The highest value of the primaries, however, is precisely the one that the reformers hoped for when the experiment was introduced in Wisconsin (1905) and Oregon (1910): broad popular participation in the choice of presidential (and other) nominees, less of a voice for the bosses and machines. The older breed of pros were scornful. Harry Truman called primaries a lot of "eyewash." For years, the state caucuses and conventions and the national nominating conventions remained dominant. The organization people on the floor and in the back rooms, the powerful Governors and state chairmen, though mindful of primary results, generally kept the last word.
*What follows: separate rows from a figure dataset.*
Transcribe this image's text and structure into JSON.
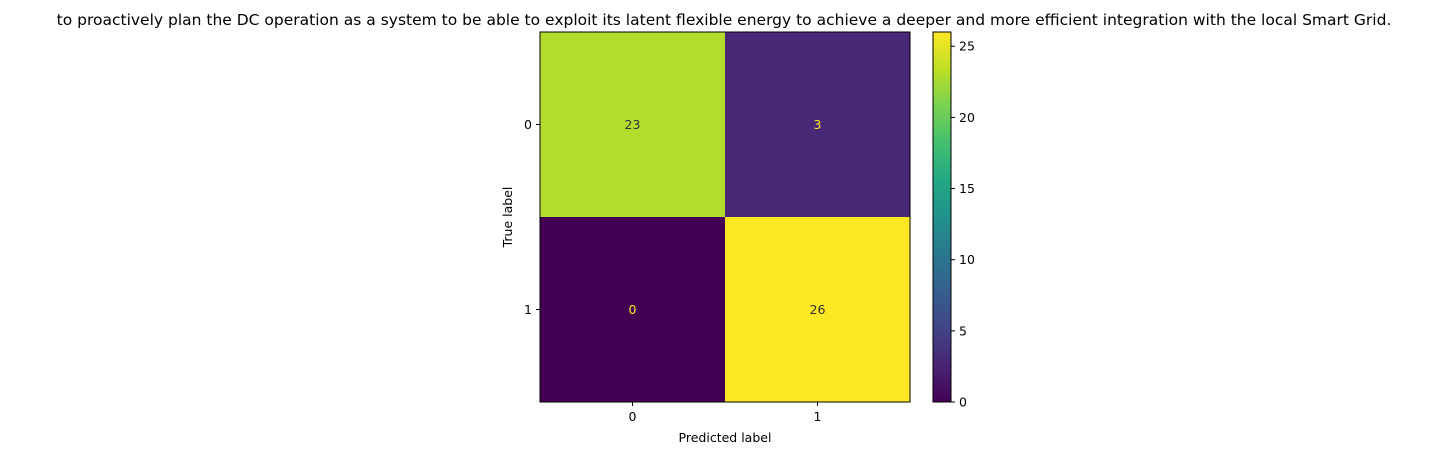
{
  "chart_data": {
    "type": "heatmap",
    "title": "to proactively plan the DC operation as a system to be able to exploit its latent flexible energy to achieve a deeper and more efficient integration with the local Smart Grid.",
    "xlabel": "Predicted label",
    "ylabel": "True label",
    "x_categories": [
      "0",
      "1"
    ],
    "y_categories": [
      "0",
      "1"
    ],
    "matrix": [
      [
        23,
        3
      ],
      [
        0,
        26
      ]
    ],
    "colormap": "viridis",
    "colorbar": {
      "range": [
        0,
        26
      ],
      "ticks": [
        0,
        5,
        10,
        15,
        20,
        25
      ],
      "tick_labels": [
        "0",
        "5",
        "10",
        "15",
        "20",
        "25"
      ]
    },
    "grid": false,
    "text_colors": {
      "on_dark": "#fde725",
      "on_light": "#333333"
    }
  }
}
One of the first decisive primaries was probably Kennedy's victory over Humphrey in West Virginia in 1960, though J.F.K. entered in only seven states. Goldwater over Rockefeller in California in 1964 was another historic primary, as was McGovern over Humphrey in California in 1972. More and more states have gone over to the primary system in the past two elections. Carter's showing in Pennsylvania was his biggest single day, but his unassailable claim to the nomination is that he entered in 30 out of 31 and won 19. So the primaries, though they will not always produce the final candidate, and will not tell everything the country wants to know about him, have really arrived in 1976 as a continental system, a unique U.S. political invention.
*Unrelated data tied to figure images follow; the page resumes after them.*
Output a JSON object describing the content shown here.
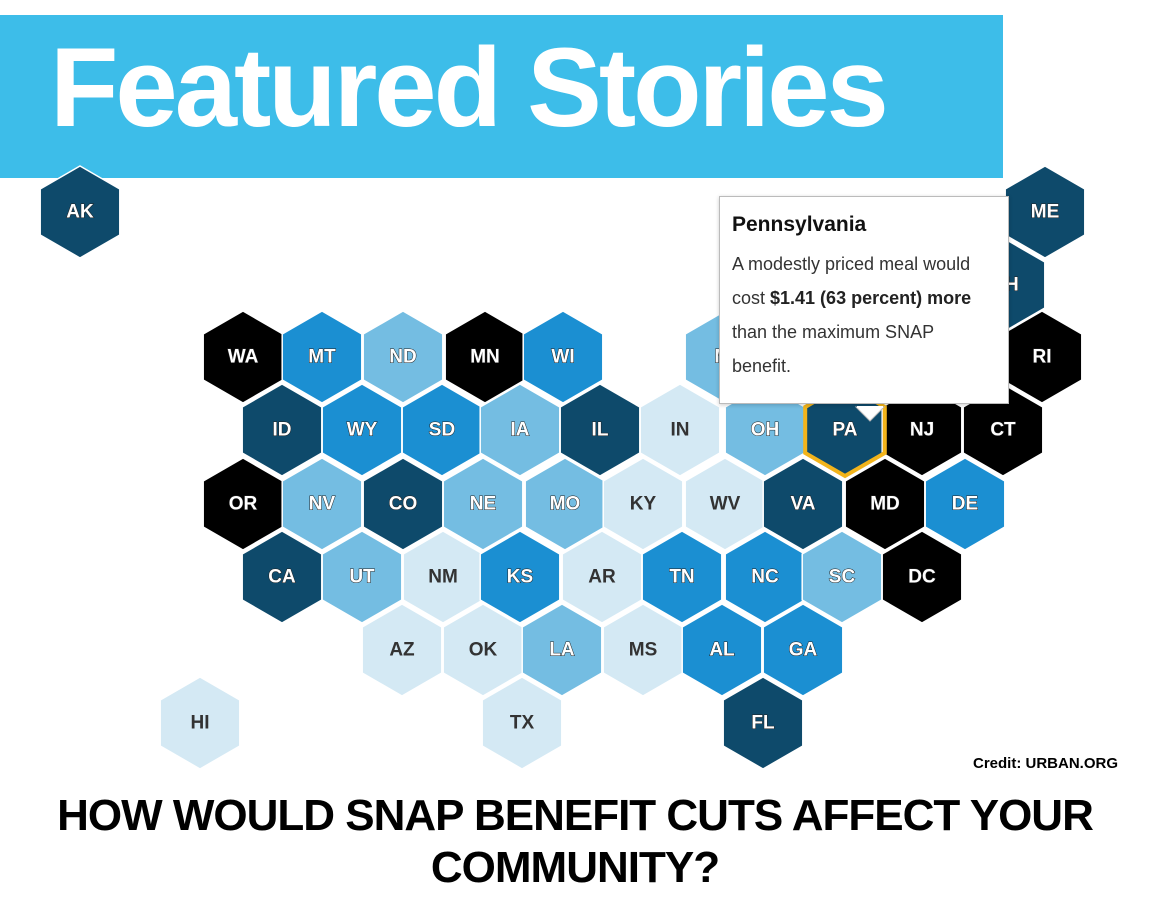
{
  "banner": {
    "title": "Featured Stories"
  },
  "map": {
    "tiles": [
      {
        "label": "AK",
        "color": "#0e4a6b"
      },
      {
        "label": "ME",
        "color": "#0e4a6b"
      },
      {
        "label": "NH",
        "color": "#0e4a6b"
      },
      {
        "label": "WA",
        "color": "#000000"
      },
      {
        "label": "MT",
        "color": "#1b8fd2"
      },
      {
        "label": "ND",
        "color": "#74bde2"
      },
      {
        "label": "MN",
        "color": "#000000"
      },
      {
        "label": "WI",
        "color": "#1b8fd2"
      },
      {
        "label": "MI",
        "color": "#74bde2"
      },
      {
        "label": "RI",
        "color": "#000000"
      },
      {
        "label": "ID",
        "color": "#0e4a6b"
      },
      {
        "label": "WY",
        "color": "#1b8fd2"
      },
      {
        "label": "SD",
        "color": "#1b8fd2"
      },
      {
        "label": "IA",
        "color": "#74bde2"
      },
      {
        "label": "IL",
        "color": "#0e4a6b"
      },
      {
        "label": "IN",
        "color": "#d4e9f4"
      },
      {
        "label": "OH",
        "color": "#74bde2"
      },
      {
        "label": "PA",
        "color": "#0e4a6b"
      },
      {
        "label": "NJ",
        "color": "#000000"
      },
      {
        "label": "CT",
        "color": "#000000"
      },
      {
        "label": "OR",
        "color": "#000000"
      },
      {
        "label": "NV",
        "color": "#74bde2"
      },
      {
        "label": "CO",
        "color": "#0e4a6b"
      },
      {
        "label": "NE",
        "color": "#74bde2"
      },
      {
        "label": "MO",
        "color": "#74bde2"
      },
      {
        "label": "KY",
        "color": "#d4e9f4"
      },
      {
        "label": "WV",
        "color": "#d4e9f4"
      },
      {
        "label": "VA",
        "color": "#0e4a6b"
      },
      {
        "label": "MD",
        "color": "#000000"
      },
      {
        "label": "DE",
        "color": "#1b8fd2"
      },
      {
        "label": "CA",
        "color": "#0e4a6b"
      },
      {
        "label": "UT",
        "color": "#74bde2"
      },
      {
        "label": "NM",
        "color": "#d4e9f4"
      },
      {
        "label": "KS",
        "color": "#1b8fd2"
      },
      {
        "label": "AR",
        "color": "#d4e9f4"
      },
      {
        "label": "TN",
        "color": "#1b8fd2"
      },
      {
        "label": "NC",
        "color": "#1b8fd2"
      },
      {
        "label": "SC",
        "color": "#74bde2"
      },
      {
        "label": "DC",
        "color": "#000000"
      },
      {
        "label": "AZ",
        "color": "#d4e9f4"
      },
      {
        "label": "OK",
        "color": "#d4e9f4"
      },
      {
        "label": "LA",
        "color": "#74bde2"
      },
      {
        "label": "MS",
        "color": "#d4e9f4"
      },
      {
        "label": "AL",
        "color": "#1b8fd2"
      },
      {
        "label": "GA",
        "color": "#1b8fd2"
      },
      {
        "label": "HI",
        "color": "#d4e9f4"
      },
      {
        "label": "TX",
        "color": "#d4e9f4"
      },
      {
        "label": "FL",
        "color": "#0e4a6b"
      }
    ],
    "highlight_color": "#f2b41b"
  },
  "tooltip": {
    "title": "Pennsylvania",
    "text_before": "A modestly priced meal would cost ",
    "text_bold": "$1.41 (63 percent) more",
    "text_after": " than the maximum SNAP benefit."
  },
  "credit": "Credit: URBAN.ORG",
  "heading": "HOW WOULD SNAP BENEFIT CUTS AFFECT YOUR COMMUNITY?"
}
How could the invention be improved? More clarity and equity should be introduced into a bewildering body of law. The frivolous or mischievous crossover should be outlawed; in 13 states it is still possible for a Democrat to vote in the Republican primary, or vice versa, simply because he is bored with the contest in his own party or wants to help the other party choose its weakest candidate. Winner-take-all, still allowed by the Republicans in California and seven other states, should give way to the fairer system, which is proportional representation, or a mixture of p.r. delegates-at-large plus winner-take-all in districts. The Pennsylvania G.O.P. arbitrarily obliges all delegates to run uncommitted. There should be simpler ballots and clearer designation of delegates' affiliations in several states (New Jersey and New York are notorious), where even with "palm cards" voters are not quite sure what they are doing.
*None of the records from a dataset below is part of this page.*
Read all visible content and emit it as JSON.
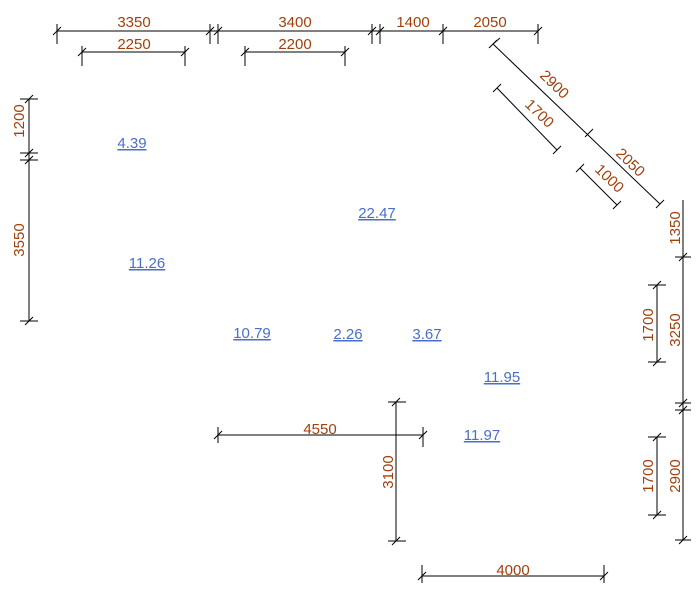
{
  "colors": {
    "dimension_text": "#a0400d",
    "area_text": "#4a6fc6",
    "lines": "#000000"
  },
  "dimensions": {
    "top_3350": "3350",
    "top_3400": "3400",
    "top_1400": "1400",
    "top_2050": "2050",
    "top_2250": "2250",
    "top_2200": "2200",
    "diag_2900": "2900",
    "diag_1700": "1700",
    "diag_2050": "2050",
    "diag_1000": "1000",
    "left_1200": "1200",
    "left_3550": "3550",
    "right_1350": "1350",
    "right_1700_upper": "1700",
    "right_3250": "3250",
    "right_1700_lower": "1700",
    "right_2900": "2900",
    "mid_4550": "4550",
    "mid_3100": "3100",
    "bottom_4000": "4000"
  },
  "areas": {
    "a_4_39": "4.39",
    "a_22_47": "22.47",
    "a_11_26": "11.26",
    "a_10_79": "10.79",
    "a_2_26": "2.26",
    "a_3_67": "3.67",
    "a_11_95": "11.95",
    "a_11_97": "11.97"
  }
}
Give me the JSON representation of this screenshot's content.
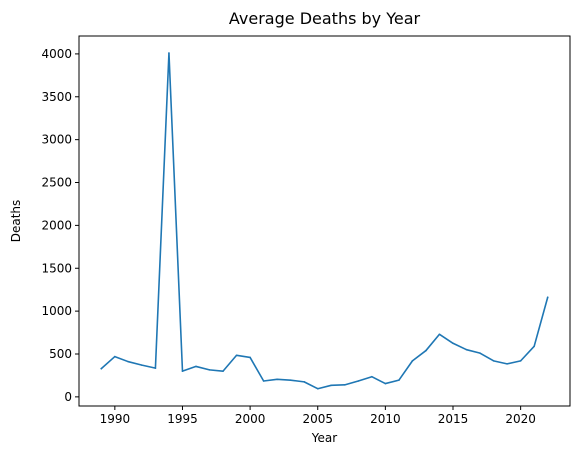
{
  "chart_data": {
    "type": "line",
    "title": "Average Deaths by Year",
    "xlabel": "Year",
    "ylabel": "Deaths",
    "xlim": [
      1987.35,
      2023.65
    ],
    "ylim": [
      -106.5,
      4208.8
    ],
    "x_ticks": [
      1990,
      1995,
      2000,
      2005,
      2010,
      2015,
      2020
    ],
    "y_ticks": [
      0,
      500,
      1000,
      1500,
      2000,
      2500,
      3000,
      3500,
      4000
    ],
    "grid": false,
    "series": [
      {
        "color": "#1f77b4",
        "x": [
          1989,
          1990,
          1991,
          1992,
          1993,
          1994,
          1995,
          1996,
          1997,
          1998,
          1999,
          2000,
          2001,
          2002,
          2003,
          2004,
          2005,
          2006,
          2007,
          2008,
          2009,
          2010,
          2011,
          2012,
          2013,
          2014,
          2015,
          2016,
          2017,
          2018,
          2019,
          2020,
          2021,
          2022
        ],
        "y": [
          330,
          470,
          410,
          370,
          335,
          4010,
          300,
          355,
          315,
          300,
          485,
          460,
          185,
          205,
          195,
          175,
          95,
          135,
          140,
          185,
          235,
          155,
          195,
          420,
          540,
          730,
          625,
          550,
          510,
          420,
          385,
          420,
          590,
          1160
        ]
      }
    ]
  }
}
One much-discussed reform would be regional voting, in which all the New England states, for instance, would agree to hold their primaries (or conventions) on a single day, then the Southeast would run its primaries two weeks later. Perhaps all regions could be persuaded to concentrate the voting from, say, mid-March to mid-June. This would certainly save the candidates some money and energy, and would lessen spectator fatigue. It might also diminish the chance for publicity flukes and exaggerated attention to relatively minor results. It all has a nice orderly sound and considerable support in Congress. The difficulty is that New Hampshire enjoys leading off all by itself, and California likes the Super Bowl glory at the end. All the states persist in not thinking of themselves as provinces in a region.
The trend probably is toward modest reform and refinements, and even more than 31 primaries in 1980. About the only thing that could change that prospect would be if the hero of the 1976 primaries, the triumphant Jimmy Carter, were to lose in a landslide to a candidate emerging from a brokered Republican Convention. Meanwhile, Jimmy, showing more wit than he is sometimes credited with, says of the primary system: "I think it's an absolutely superb process."